Walder binds error pages to a certain HTTP status code. You can define default error pages, but also path specific error pages by adding them to the responses key in the corresponding path entry.

Errors

Global

  • Error 404: Page not found
  • Error 500: Internal server error

Pipe modules

  • Error 500: Could not apply the given pipe modules

GraphQL-LD

  • Error 404: Expected variable was not given
  • Error 500: Could not execute the given query

Example

When you run Walder using the following command:

$ walder -c example/config-errors.yaml

the following paths lead to errors:

The following config file excerpt will use the path specific moviesServerError.handlebars template on errors leading to status code 500 when navigating to /movies.

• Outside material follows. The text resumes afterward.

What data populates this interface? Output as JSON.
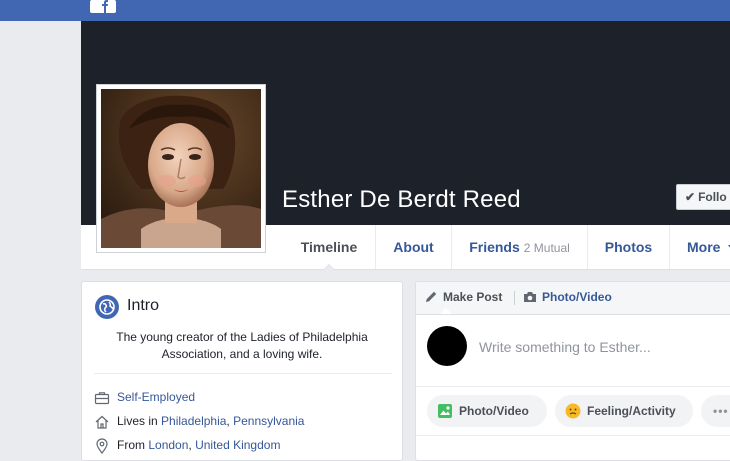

When the required query parameter actor is not passed, Walder returns the status code 404. Walder will use the default error404.html file since the config file has no path-specific HTML template for the corresponding status.

...
paths:
  /movies:
    get:
      summary: Returns a list of the all movies the given actor stars in
      parameters:
        - in: query
          name: actor
          schema:
            type: string
            minimum: 0
          description: The actor from whom the movies are requested
          required: true
      x-walder-query:
        graphql-query: >
          {
            id @single
            ... on Film {
              starring(label: $actor) @single
            }
          }
        json-ld-context: >
          {
            "@context": {
              "Film": "http://dbpedia.org/ontology/Film",
              "label": { "@id": "http://www.w3.org/2000/01/rdf-schema#label", "@language": "en" },
              "starring": "http://dbpedia.org/ontology/starring"
            }
          }
      responses:
        200:
          description: list of movies
          x-walder-input-text/html: movies.pug
        500:
          description: internal movie server error
          x-walder-input-text/html: moviesServerError.handlebars
x-walder-errors:
  404:
    description: page not found error
    x-walder-input-text/html: error404.html
  500:
    description: internal server error
    x-walder-input-text/html: error500.html

Dependencies

Library License
@comunica MIT
accepts MIT
axios MIT
chai MIT
commander MIT
consolidate MIT
debug MIT
express MIT
front-matter MIT
fs-extra MIT
graphql-ld MIT
graphql-ld-comunica MIT
handlebars MIT
is-html MIT
jade-to-handlebars MIT
json-refs MIT
jsonld BSD-3-Clause
jsonpath MIT
markdown-it MIT
mocha MIT
morgan MIT
n3 MIT
object-path MIT
pug MIT
supertest MIT
tmp MIT
winston MIT
yaml ISC

Tests

Built with Walder

Did you build something Walder and want to add it to the list? Please create a pull request!

License

This code is copyrighted ©2019–2020 by Ghent University – imec and released under the MIT license.